Cordâme est un ensemble qui bourlingue sa personnalité métissée de classique, d’impro plus ou moins jazz et de couleurs traditionnelles non européennes depuis 2004. Le contrebassiste Jean-Félix Mailloux en est l’inspirateur et l’inspiration principale. Si les albums précédents faisaient la part belle à l’univers d’un compositeur classique largement revisité (Satie, Debussy) ou la rencontre avec un grand du jazz (François Bourassa – 2020), ce Da Vinci Inventions pousse le syncrétisme un cran plus loin, je dirais même plus haut (en terme de qualité) en puisant dans le riche héritage de la musique du 16e siècle, celui de la Renaissance, associé à l’une de ses icônes principales : Leonard de Vinci.
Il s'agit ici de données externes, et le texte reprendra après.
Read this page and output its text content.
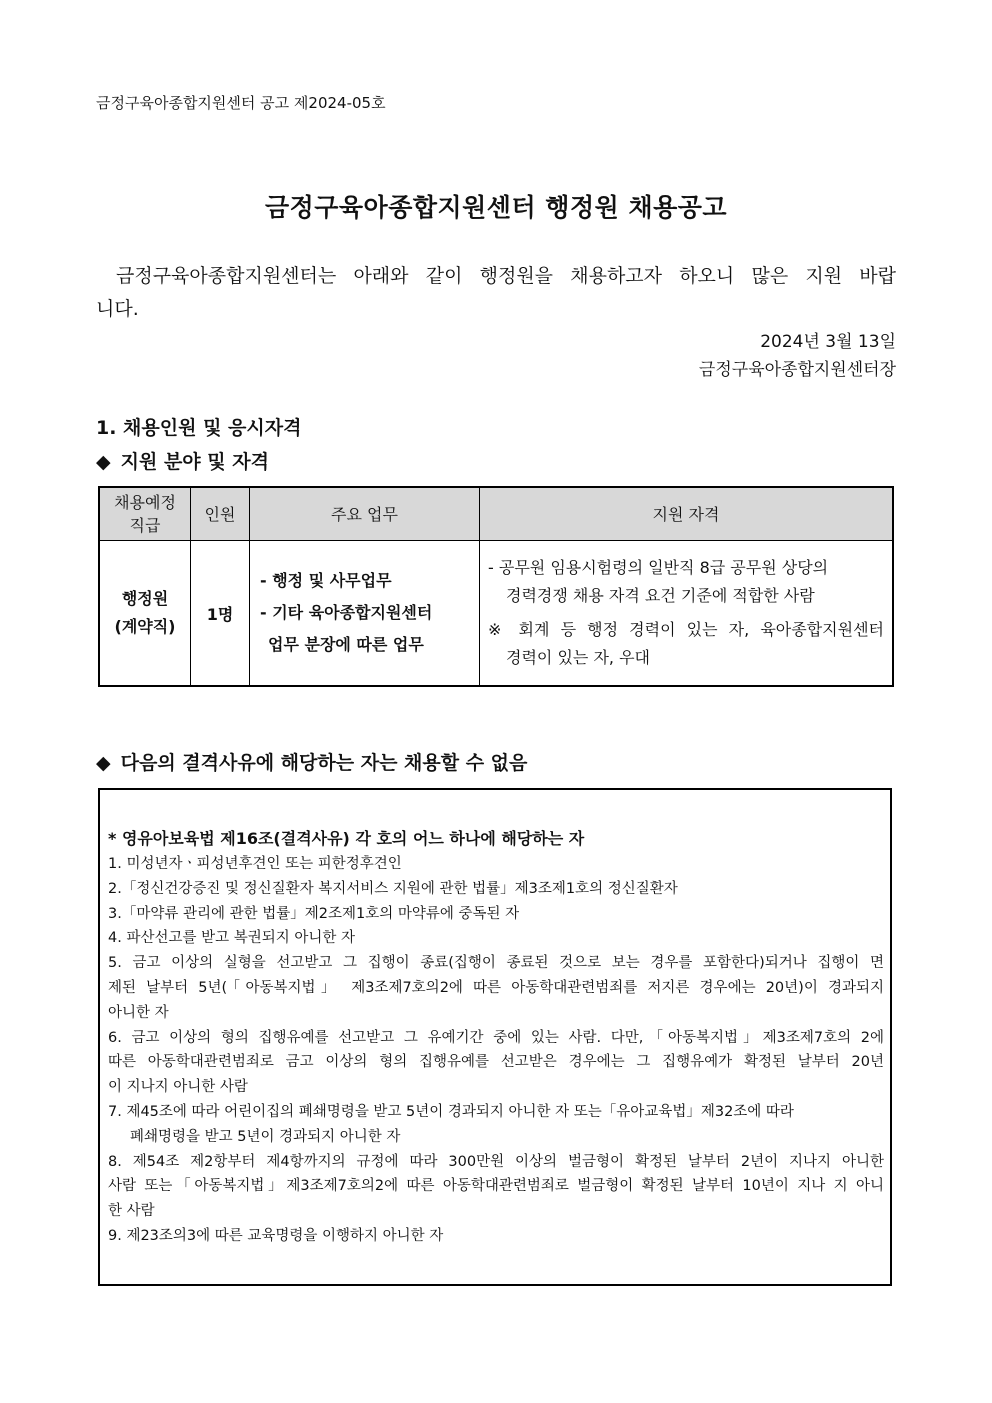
금정구육아종합지원센터 공고 제2024-05호
금정구육아종합지원센터 행정원 채용공고
금정구육아종합지원센터는 아래와 같이 행정원을 채용하고자 하오니 많은 지원 바랍
니다.
2024년 3월 13일
금정구육아종합지원센터장
1. 채용인원 및 응시자격
◆ 지원 분야 및 자격
채용예정
직급	인원	주요 업무	지원 자격
행정원
(계약직)	1명	- 행정 및 사무업무
- 기타 육아종합지원센터
업무 분장에 따른 업무	- 공무원 임용시험령의 일반직 8급 공무원 상당의
경력경쟁 채용 자격 요건 기준에 적합한 사람
※ 회계 등 행정 경력이 있는 자, 육아종합지원센터
경력이 있는 자, 우대
◆ 다음의 결격사유에 해당하는 자는 채용할 수 없음
* 영유아보육법 제16조(결격사유) 각 호의 어느 하나에 해당하는 자
1. 미성년자ㆍ피성년후견인 또는 피한정후견인
2.「정신건강증진 및 정신질환자 복지서비스 지원에 관한 법률」제3조제1호의 정신질환자
3.「마약류 관리에 관한 법률」제2조제1호의 마약류에 중독된 자
4. 파산선고를 받고 복권되지 아니한 자
5. 금고 이상의 실형을 선고받고 그 집행이 종료(집행이 종료된 것으로 보는 경우를 포함한다)되거나 집행이 면
제된 날부터 5년(「아동복지법」 제3조제7호의2에 따른 아동학대관련범죄를 저지른 경우에는 20년)이 경과되지
아니한 자
6. 금고 이상의 형의 집행유예를 선고받고 그 유예기간 중에 있는 사람. 다만,「아동복지법」제3조제7호의 2에
따른 아동학대관련범죄로 금고 이상의 형의 집행유예를 선고받은 경우에는 그 집행유예가 확정된 날부터 20년
이 지나지 아니한 사람
7. 제45조에 따라 어린이집의 폐쇄명령을 받고 5년이 경과되지 아니한 자 또는「유아교육법」제32조에 따라
폐쇄명령을 받고 5년이 경과되지 아니한 자
8. 제54조 제2항부터 제4항까지의 규정에 따라 300만원 이상의 벌금형이 확정된 날부터 2년이 지나지 아니한
사람 또는「아동복지법」제3조제7호의2에 따른 아동학대관련범죄로 벌금형이 확정된 날부터 10년이 지나 지 아니
한 사람
9. 제23조의3에 따른 교육명령을 이행하지 아니한 자
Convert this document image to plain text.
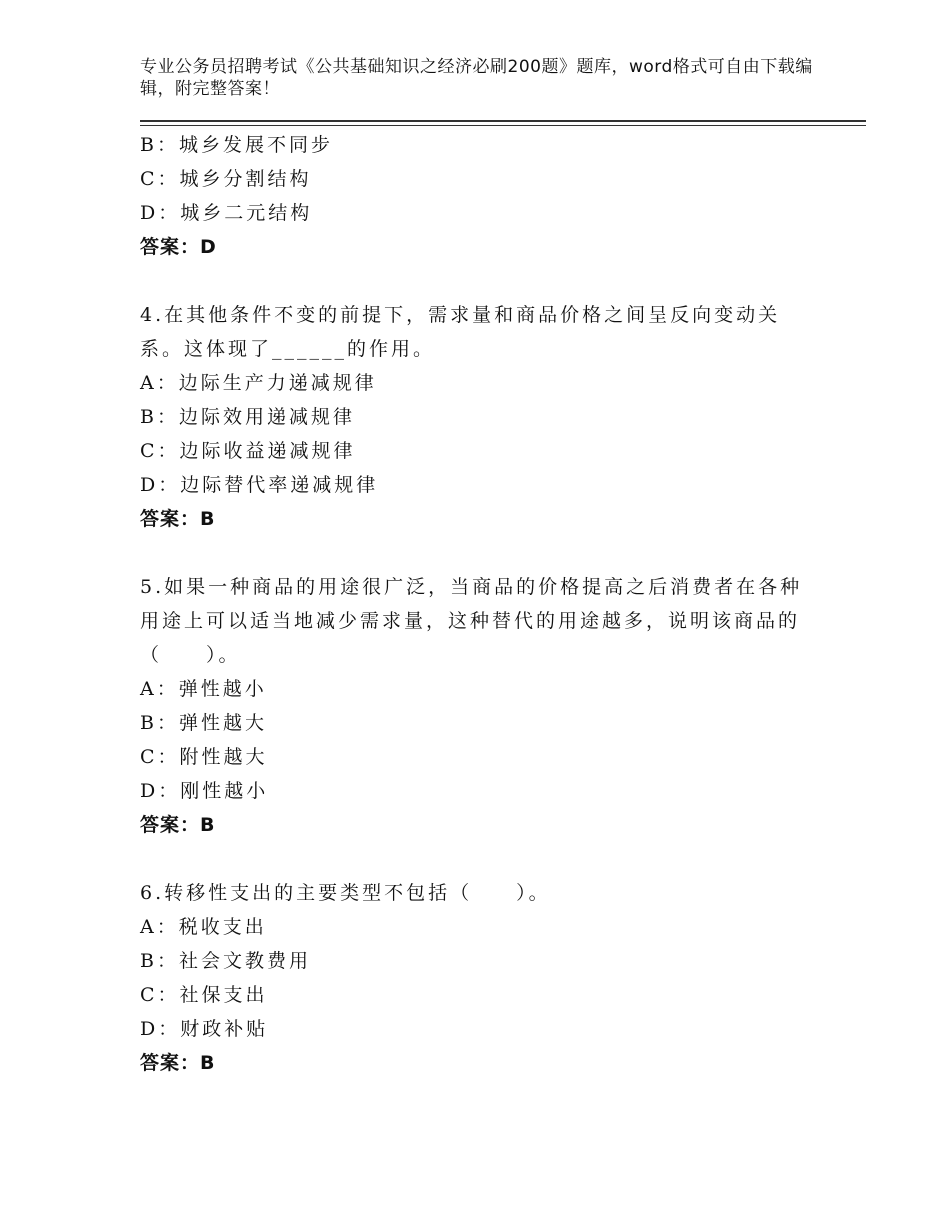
专业公务员招聘考试《公共基础知识之经济必刷200题》题库，word格式可自由下载编辑，附完整答案！
B：城乡发展不同步
C：城乡分割结构
D：城乡二元结构
答案：D
4.在其他条件不变的前提下，需求量和商品价格之间呈反向变动关系。这体现了______的作用。
A：边际生产力递减规律
B：边际效用递减规律
C：边际收益递减规律
D：边际替代率递减规律
答案：B
5.如果一种商品的用途很广泛，当商品的价格提高之后消费者在各种用途上可以适当地减少需求量，这种替代的用途越多，说明该商品的（　　）。
A：弹性越小
B：弹性越大
C：附性越大
D：刚性越小
答案：B
6.转移性支出的主要类型不包括（　　）。
A：税收支出
B：社会文教费用
C：社保支出
D：财政补贴
答案：B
De Vinci est certes une attrayante excuse pour illustrer de façon évocatrice l’idée d’un album centré sur la musique de la Renaissance italienne, mais c’est une excuse valable. En effet, le génie était tout aussi habile musicien, paraît-il, qu’ingénieur, peintre ou scientifique. La pandémie de COVID-19 ayant mis un terme au déploiement de plus d’un projet musico-théâtral, celui d’un spectacle de ce genre mijoté par Mailloux et son équipe est désormais accessible en tant qu’album. Le spectacle devrait pouvoir reprendre vie une fois la crise sanitaire calmée, mais pour l’instant, ce que nous avons c’est la musique gravée. Et celle-ci est très intéressante!
L’impression d’entendre de la musique vieille de cinq siècles est à la fois bluffante et déroutante. Bluffante car Mailloux a manifestement très bien infusé les couleurs, les rythmes, les atmosphères et le langage vital de la musique de cette époque. Déroutant car, même si le caractère est parfaitement typé, on est également ailleurs. Comme si on venait tout juste de retrouver des partitions écrites par ledit Leonard de Vinci et qu’à l’image de ses autres créations et inventions, il réussissait à synthétiser la pensée (musicale) de son époque tout en la modernisant au point où certains éléments nous apparaîtraient étrangement modernes. Fascinant.
Les musiciens de l’ensemble sont désormais bien au diapason les uns des autres. La catharsis sonore est convaincante et l’équilibre entre les voix instrumentales est excellent (chapeau à Jean-Félix pour ce savoir-faire qui impose le respect). Mais, il faut le noter, ce qui ressort comme le joyau de la couronne de ce Da Vinci Inventions, c’est la présence de la sublime Coral Egan. Cette voix angélique, au timbre parfaitement centré, sans aucun vibrato lyrique hors contexte et surtout cette aisance plastique renversante doublée d’une justesse parfaite, c’est envoûtant. Ceux qui connaissent déjà la beauté hypnotique des voix de l’ensemble vocal Anonymus 4 et leurs enregistrements de la musique de Hildegarde von Bingen, sauront à quel point ce type de chant est séduisant et bienfaisant.
Aux côtés de Jean-Félix et sa contrebasse (et en appui essentiel à ses partitions!), Marie Neige Lavigne (violon), Sheila Hannigan (violoncelle), Éveline Grégoire-Rousseau (harpe), Coral Egan (voix) et Isaiah Ceccarelli (batterie). Bravo tout le monde!!